’Ndrangheta, appalti pubblici ed estorsione: 20 arresti

Secondo gli investigatori l’organizzazione riusciva ad inserirsi nelle procedure di assegnazione di appalti di importanti società impegnate nella realizzazione di opere pubbliche tra le quali quelle della realizzazione di alcune tratte dell’Alta Velocità

Milano: (Adnkronos) - All’alba, personale del gruppo carabinieri di Monza ha dato esecuzione ad un'ordinanza di custodia cautelare in carcere nei confronti di 20 persone indagate, a vario titolo, per associazione per delinquere di stampo mafioso, detenzione e porto illegale di armi da guerra e comuni da sparo, tentato omicidio, estorsione, violazione dei provvedimenti urgenti in tema di lotta alla criminalita' organizzata e di trasparenza e buon andamento dell’attivita' amministrativa, nonchè concessione in subappalto, senza autorizzazione, di opere riguardanti la pubblica amministrazione. Le manette sono scattate nelle province di Milano, Taranto, Crotone e Catanzaro.
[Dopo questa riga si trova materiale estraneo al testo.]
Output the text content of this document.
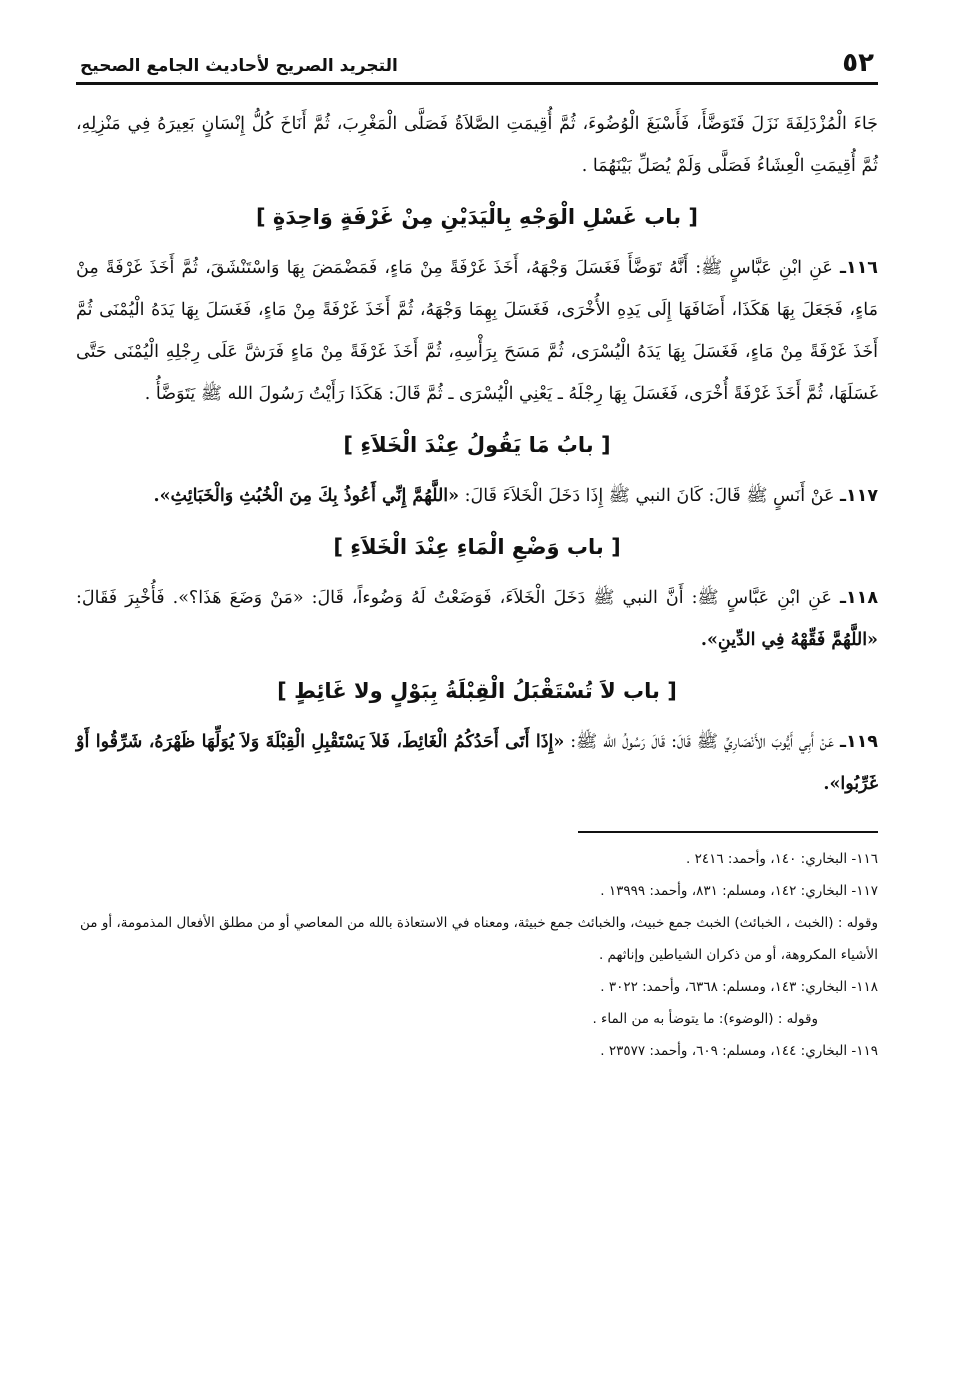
٥٢
التجريد الصريح لأحاديث الجامع الصحيح

جَاءَ الْمُزْدَلِفَةَ نَزَلَ فَتَوَضَّأَ، فَأَسْبَغَ الْوُضُوءَ، ثُمَّ أُقِيمَتِ الصَّلاَةُ فَصَلَّى الْمَغْرِبَ، ثُمَّ أَنَاخَ كُلُّ إِنْسَانٍ بَعِيرَهُ فِي مَنْزِلِهِ، ثُمَّ أُقِيمَتِ الْعِشَاءُ فَصَلَّى وَلَمْ يُصَلِّ بَيْنَهُمَا .

[ باب غَسْلِ الْوَجْهِ بِالْيَدَيْنِ مِنْ غَرْفَةٍ وَاحِدَةٍ ]

١١٦ـ عَنِ ابْنِ عَبَّاسٍ ﷺ: أَنَّهُ تَوَضَّأَ فَغَسَلَ وَجْهَهُ، أَخَذَ غَرْفَةً مِنْ مَاءٍ، فَمَضْمَضَ بِهَا وَاسْتَنْشَقَ، ثُمَّ أَخَذَ غَرْفَةً مِنْ مَاءٍ، فَجَعَلَ بِهَا هَكَذَا، أَضَافَهَا إِلَى يَدِهِ الأُخْرَى، فَغَسَلَ بِهِمَا وَجْهَهُ، ثُمَّ أَخَذَ غَرْفَةً مِنْ مَاءٍ، فَغَسَلَ بِهَا يَدَهُ الْيُمْنَى ثُمَّ أَخَذَ غَرْفَةً مِنْ مَاءٍ، فَغَسَلَ بِهَا يَدَهُ الْيُسْرَى، ثُمَّ مَسَحَ بِرَأْسِهِ، ثُمَّ أَخَذَ غَرْفَةً مِنْ مَاءٍ فَرَشَّ عَلَى رِجْلِهِ الْيُمْنَى حَتَّى غَسَلَهَا، ثُمَّ أَخَذَ غَرْفَةً أُخْرَى، فَغَسَلَ بِهَا رِجْلَهُ ـ يَعْنِي الْيُسْرَى ـ ثُمَّ قَالَ: هَكَذَا رَأَيْتُ رَسُولَ الله ﷺ يَتَوَضَّأُ .

[ بابُ مَا يَقُولُ عِنْدَ الْخَلاَءِ ]

١١٧ـ عَنْ أَنَسٍ ﷺ قَالَ: كَانَ النبي ﷺ إِذَا دَخَلَ الْخَلاَءَ قَالَ: «اللَّهُمَّ إِنِّي أَعُوذُ بِكَ مِنَ الْخُبُثِ وَالْخَبَائِثِ».

[ باب وَضْعِ الْمَاءِ عِنْدَ الْخَلاَءِ ]

١١٨ـ عَنِ ابْنِ عَبَّاسٍ ﷺ: أَنَّ النبي ﷺ دَخَلَ الْخَلاَءَ، فَوَضَعْتُ لَهُ وَضُوءاً، قَالَ: «مَنْ وَضَعَ هَذَا؟». فَأُخْبِرَ فَقَالَ: «اللَّهُمَّ فَقِّهْهُ فِي الدِّينِ».

[ باب لاَ تُسْتَقْبَلُ الْقِبْلَةُ بِبَوْلٍ ولا غَائِطٍ ]

١١٩ـ عَنْ أَبِي أَيُّوبَ الأَنْصَارِيِّ ﷺ قَالَ: قَالَ رَسُولُ الله ﷺ: «إِذَا أَتَى أَحَدُكُمُ الْغَائِطَ، فَلاَ يَسْتَقْبِلِ الْقِبْلَةَ وَلاَ يُوَلِّهَا ظَهْرَهُ، شَرِّقُوا أَوْ غَرِّبُوا».

١١٦- البخاري: ١٤٠، وأحمد: ٢٤١٦ .

١١٧- البخاري: ١٤٢، ومسلم: ٨٣١، وأحمد: ١٣٩٩٩ .

وقوله : (الخبث ، الخبائث) الخبث جمع خبيث، والخبائث جمع خبيثة، ومعناه في الاستعاذة بالله من المعاصي أو من مطلق الأفعال المذمومة، أو من الأشياء المكروهة، أو من ذكران الشياطين وإناثهم .

١١٨- البخاري: ١٤٣، ومسلم: ٦٣٦٨، وأحمد: ٣٠٢٢ .

وقوله : (الوضوء): ما يتوضأ به من الماء .

١١٩- البخاري: ١٤٤، ومسلم: ٦٠٩، وأحمد: ٢٣٥٧٧ .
Nel corso dell’operazione, coordinata dalla direzione distrettuale antimafia, è stata data esecuzione a 18 decreti di perquisizione a carico di altri indagati a vario titolo coinvolti nell’indagine, presso domicili e sedi di imprese in provincia di Milano, Como, La Spezia, Bergamo e Alessandria. l’indagine, ribattezzatta ''Isola'', avviata oltre due anni fa dalla compagnia carabinieri di Sesto San Giovanni nei confronti di un'associazione di tipo 'ndranghetistico radicata a Cologno Monzese (Milano), è stata condotta attraverso una prolungata attivita' tecnica e di pedinamento che ha portato, nel corso dei mesi, al sequestro di numerose armi e all’arresto in flagranza di 9 persone.
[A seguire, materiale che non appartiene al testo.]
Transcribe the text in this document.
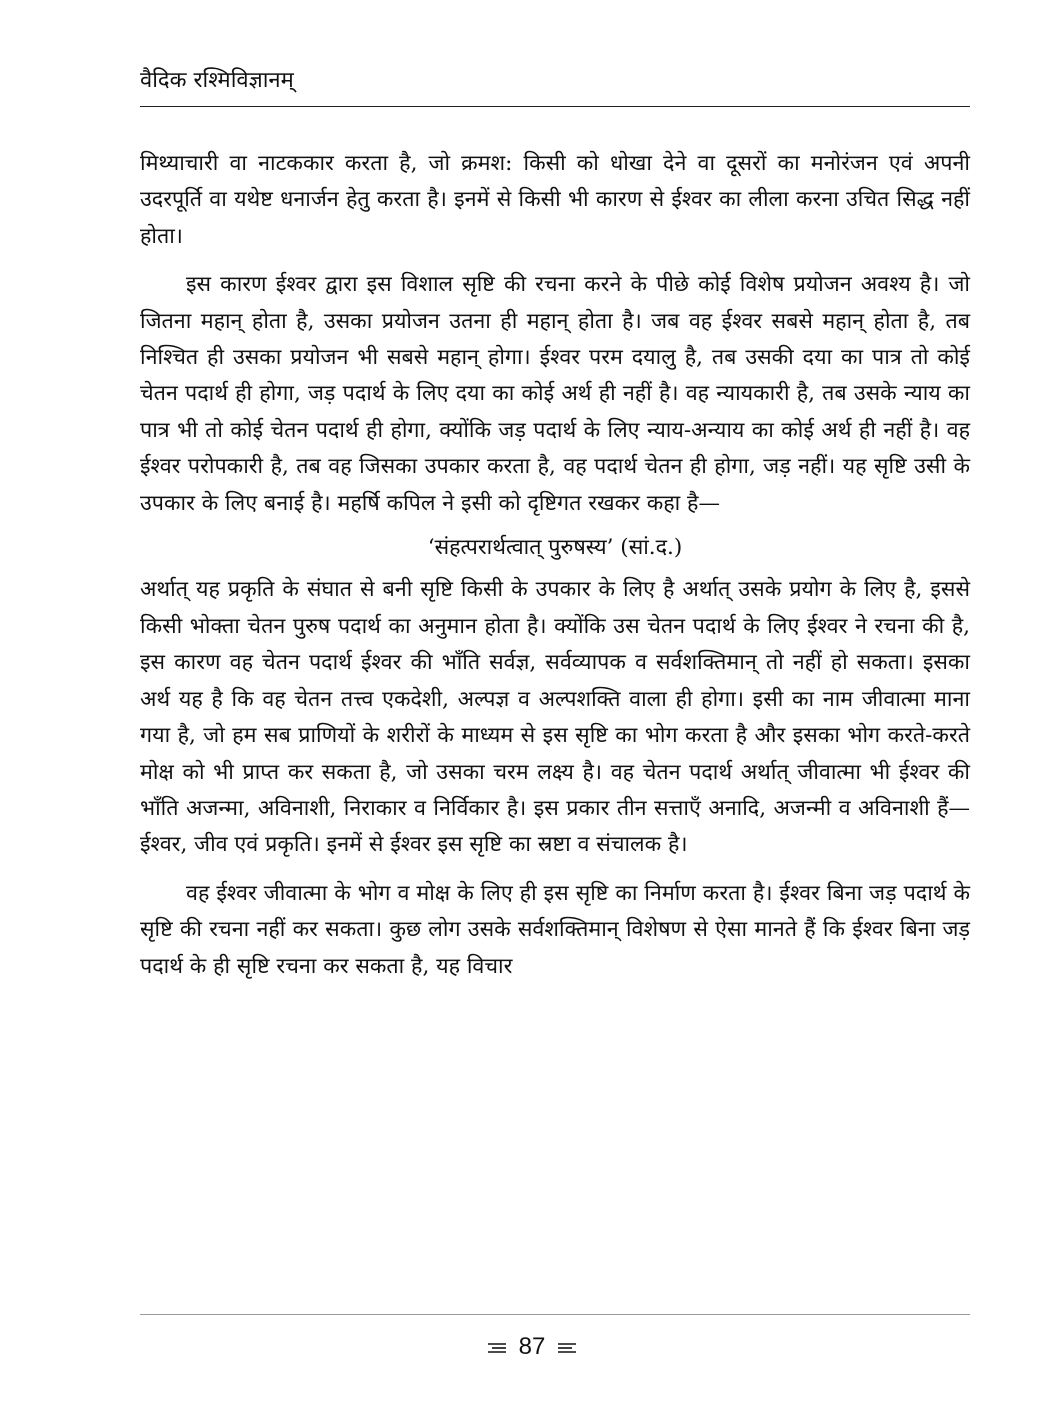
वैदिक रश्मिविज्ञानम्

मिथ्याचारी वा नाटककार करता है, जो क्रमश: किसी को धोखा देने वा दूसरों का मनोरंजन एवं अपनी उदरपूर्ति वा यथेष्ट धनार्जन हेतु करता है। इनमें से किसी भी कारण से ईश्वर का लीला करना उचित सिद्ध नहीं होता।

इस कारण ईश्वर द्वारा इस विशाल सृष्टि की रचना करने के पीछे कोई विशेष प्रयोजन अवश्य है। जो जितना महान् होता है, उसका प्रयोजन उतना ही महान् होता है। जब वह ईश्वर सबसे महान् होता है, तब निश्चित ही उसका प्रयोजन भी सबसे महान् होगा। ईश्वर परम दयालु है, तब उसकी दया का पात्र तो कोई चेतन पदार्थ ही होगा, जड़ पदार्थ के लिए दया का कोई अर्थ ही नहीं है। वह न्यायकारी है, तब उसके न्याय का पात्र भी तो कोई चेतन पदार्थ ही होगा, क्योंकि जड़ पदार्थ के लिए न्याय-अन्याय का कोई अर्थ ही नहीं है। वह ईश्वर परोपकारी है, तब वह जिसका उपकार करता है, वह पदार्थ चेतन ही होगा, जड़ नहीं। यह सृष्टि उसी के उपकार के लिए बनाई है। महर्षि कपिल ने इसी को दृष्टिगत रखकर कहा है—

‘संहत्परार्थत्वात् पुरुषस्य’ (सां.द.)

अर्थात् यह प्रकृति के संघात से बनी सृष्टि किसी के उपकार के लिए है अर्थात् उसके प्रयोग के लिए है, इससे किसी भोक्ता चेतन पुरुष पदार्थ का अनुमान होता है। क्योंकि उस चेतन पदार्थ के लिए ईश्वर ने रचना की है, इस कारण वह चेतन पदार्थ ईश्वर की भाँति सर्वज्ञ, सर्वव्यापक व सर्वशक्तिमान् तो नहीं हो सकता। इसका अर्थ यह है कि वह चेतन तत्त्व एकदेशी, अल्पज्ञ व अल्पशक्ति वाला ही होगा। इसी का नाम जीवात्मा माना गया है, जो हम सब प्राणियों के शरीरों के माध्यम से इस सृष्टि का भोग करता है और इसका भोग करते-करते मोक्ष को भी प्राप्त कर सकता है, जो उसका चरम लक्ष्य है। वह चेतन पदार्थ अर्थात् जीवात्मा भी ईश्वर की भाँति अजन्मा, अविनाशी, निराकार व निर्विकार है। इस प्रकार तीन सत्ताएँ अनादि, अजन्मी व अविनाशी हैं— ईश्वर, जीव एवं प्रकृति। इनमें से ईश्वर इस सृष्टि का स्रष्टा व संचालक है।

वह ईश्वर जीवात्मा के भोग व मोक्ष के लिए ही इस सृष्टि का निर्माण करता है। ईश्वर बिना जड़ पदार्थ के सृष्टि की रचना नहीं कर सकता। कुछ लोग उसके सर्वशक्तिमान् विशेषण से ऐसा मानते हैं कि ईश्वर बिना जड़ पदार्थ के ही सृष्टि रचना कर सकता है, यह विचार

87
È stato possibile delineare, inoltre, i sistemi di intimidazione mafiosa con i quali ''l’organizzazione -sostengono gli investigatori- esercitava il controllo del territorio e riusciva ad inserirsi nelle procedure di assegnazione di appalti di importanti societa' impegnate nella realizzazione di fondamentali opere pubbliche tra le quali quelle della realizzazione di alcune tratte dell’alta velocita' delle ferrovie italiane, dominando il settore del movimento terra''. Inoltre è stato possibile acquisire ''consistenti elementi'' sulla disponibilita' di armi da parte del gruppo criminale. La misura restrittiva, che ha interessato anche un sottufficiale della guardia di finanza, è stata accompagnata dall’esecuzione di diversi provvedimenti di sequestro di immobili, conti correnti bancari e postali, polizze assicurative e societa' riconducibili agli indagati per un valore complessivo stimato in oltre 10 milioni di euro.